On Saturday night, Robert Smigel and George Wendt led an all-star cast in staging a brand new installment of their classic SNL sketch “Bill Swerski’s Superfans.”

The new sketch saw Smigel and  Wendt reprise their characters Carl Wollarski and Bob Swerski, while Jason Sudeikis stepped into the role of Todd O’Connor, originally played by the late Chris Farley. Sudeikis had three points of connection to the sketch: He’s a former SNL cast member, grew up in Kansas, and is Wendt’s nephew.

While the Superfans are best known as diehard Chicago fans, this time around they turned their focus to Kansas City’s hometown Chiefs with help from two very special guests: Chiefs quarterback Patrick Mahomes, and tight end Travis Kelce.

The sketch is generating some buzz for some of its jabs. At one point, Wendt made a reference to Kelce’s teammate Harrison Butker, who is facing backlash for a slew of homophobic and misogynistic comments he made during a commencement speech at Benedictine College last month. “Happy Pride Month,” Wendt told the Kansas City crowd. “Or as your kicker calls it, June.”

“Let’s not get off track here,” Kelce dodged in reply.

At another point, Sudeikis asked Kelce when he planned to “make an honest woman” out of girlfriend Taylor Swift. “Taylor doesn’t need to be working anymore,” Sudeikis continued. “And I know your kicker agrees with me.”

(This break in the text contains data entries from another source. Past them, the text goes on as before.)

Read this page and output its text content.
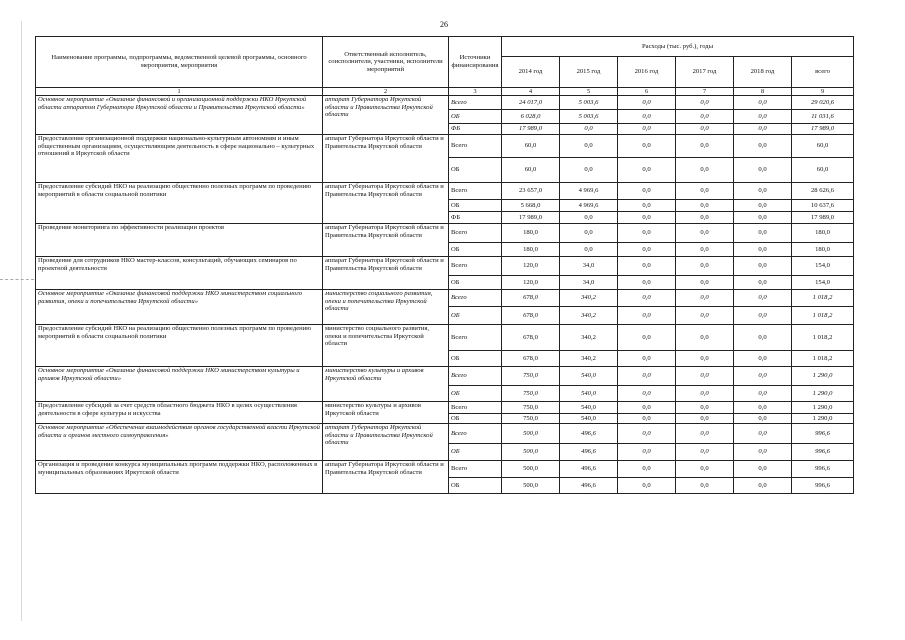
26
Наименование программы, подпрограммы, ведомственной целевой программы, основного мероприятия, мероприятия	Ответственный исполнитель, соисполнители, участники, исполнители мероприятий	Источники финансирования	Расходы (тыс. руб.), годы					
			2014 год	2015 год	2016 год	2017 год	2018 год	всего
1	2	3	4	5	6	7	8	9
Основное мероприятие «Оказание финансовой и организационной поддержки НКО Иркутской области аппаратом Губернатора Иркутской области и Правительства Иркутской области»	аппарат Губернатора Иркутской области и Правительства Иркутской области	Всего	24 017,0	5 003,6	0,0	0,0	0,0	29 020,6
		ОБ	6 028,0	5 003,6	0,0	0,0	0,0	11 031,6
		ФБ	17 989,0	0,0	0,0	0,0	0,0	17 989,0
Предоставление организационной поддержки национально-культурным автономиям и иным общественным организациям, осуществляющим деятельность в сфере национально – культурных отношений в Иркутской области	аппарат Губернатора Иркутской области и Правительства Иркутской области	Всего	60,0	0,0	0,0	0,0	0,0	60,0
		ОБ	60,0	0,0	0,0	0,0	0,0	60,0
Предоставление субсидий НКО на реализацию общественно полезных программ по проведению мероприятий в области социальной политики	аппарат Губернатора Иркутской области и Правительства Иркутской области	Всего	23 657,0	4 969,6	0,0	0,0	0,0	28 626,6
		ОБ	5 668,0	4 969,6	0,0	0,0	0,0	10 637,6
		ФБ	17 989,0	0,0	0,0	0,0	0,0	17 989,0
Проведение мониторинга по эффективности реализации проектов	аппарат Губернатора Иркутской области и Правительства Иркутской области	Всего	180,0	0,0	0,0	0,0	0,0	180,0
		ОБ	180,0	0,0	0,0	0,0	0,0	180,0
Проведение для сотрудников НКО мастер-классов, консультаций, обучающих семинаров по проектной деятельности	аппарат Губернатора Иркутской области и Правительства Иркутской области	Всего	120,0	34,0	0,0	0,0	0,0	154,0
		ОБ	120,0	34,0	0,0	0,0	0,0	154,0
Основное мероприятие «Оказание финансовой поддержки НКО министерством социального развития, опеки и попечительства Иркутской области»	министерство социального развития, опеки и попечительства Иркутской области	Всего	678,0	340,2	0,0	0,0	0,0	1 018,2
		ОБ	678,0	340,2	0,0	0,0	0,0	1 018,2
Предоставление субсидий НКО на реализацию общественно полезных программ по проведению мероприятий в области социальной политики	министерство социального развития, опеки и попечительства Иркутской области	Всего	678,0	340,2	0,0	0,0	0,0	1 018,2
		ОБ	678,0	340,2	0,0	0,0	0,0	1 018,2
Основное мероприятие «Оказание финансовой поддержки НКО министерством культуры и архивов Иркутской области»	министерство культуры и архивов Иркутской области	Всего	750,0	540,0	0,0	0,0	0,0	1 290,0
		ОБ	750,0	540,0	0,0	0,0	0,0	1 290,0
Предоставление субсидий за счет средств областного бюджета НКО в целях осуществления деятельности в сфере культуры и искусства	министерство культуры и архивов Иркутской области	Всего	750,0	540,0	0,0	0,0	0,0	1 290,0
		ОБ	750,0	540,0	0,0	0,0	0,0	1 290,0
Основное мероприятие «Обеспечение взаимодействия органов государственной власти Иркутской области и органов местного самоуправления»	аппарат Губернатора Иркутской области и Правительства Иркутской области	Всего	500,0	496,6	0,0	0,0	0,0	996,6
		ОБ	500,0	496,6	0,0	0,0	0,0	996,6
Организация и проведение конкурса муниципальных программ поддержки НКО, расположенных в муниципальных образованиях Иркутской области	аппарат Губернатора Иркутской области и Правительства Иркутской области	Всего	500,0	496,6	0,0	0,0	0,0	996,6
		ОБ	500,0	496,6	0,0	0,0	0,0	996,6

The Big Slick’s official video of the sketch describes it as the first time Smigel and Wendt have reprised their roles since Chris Farley’s death — which is partly true.

Smigel and Wendt have guested on other shows over the years as their Wollarski and Swerski characters. In 2006, Wendt appeared as an unnamed Superfan in a pre-Super Bowl sketch with Mike Ditka. And in 2014, Smigel and Wendt both brought the characters back for a State Farm ad campaign—again steering clear of character names, or any references to “da Bears” or the Bulls.

But the duo haven’t staged a proper “Superfans” sketch since Farley’s passing. The last one came as a pretaped piece when Farley hosted SNL in October 1997, less than two months before his death.

SNL first staged “Bill Swerski’s Superfans” on January 12, 1991, with host Joe Mantegna. The sketch recurred on the show nine times over the next two years.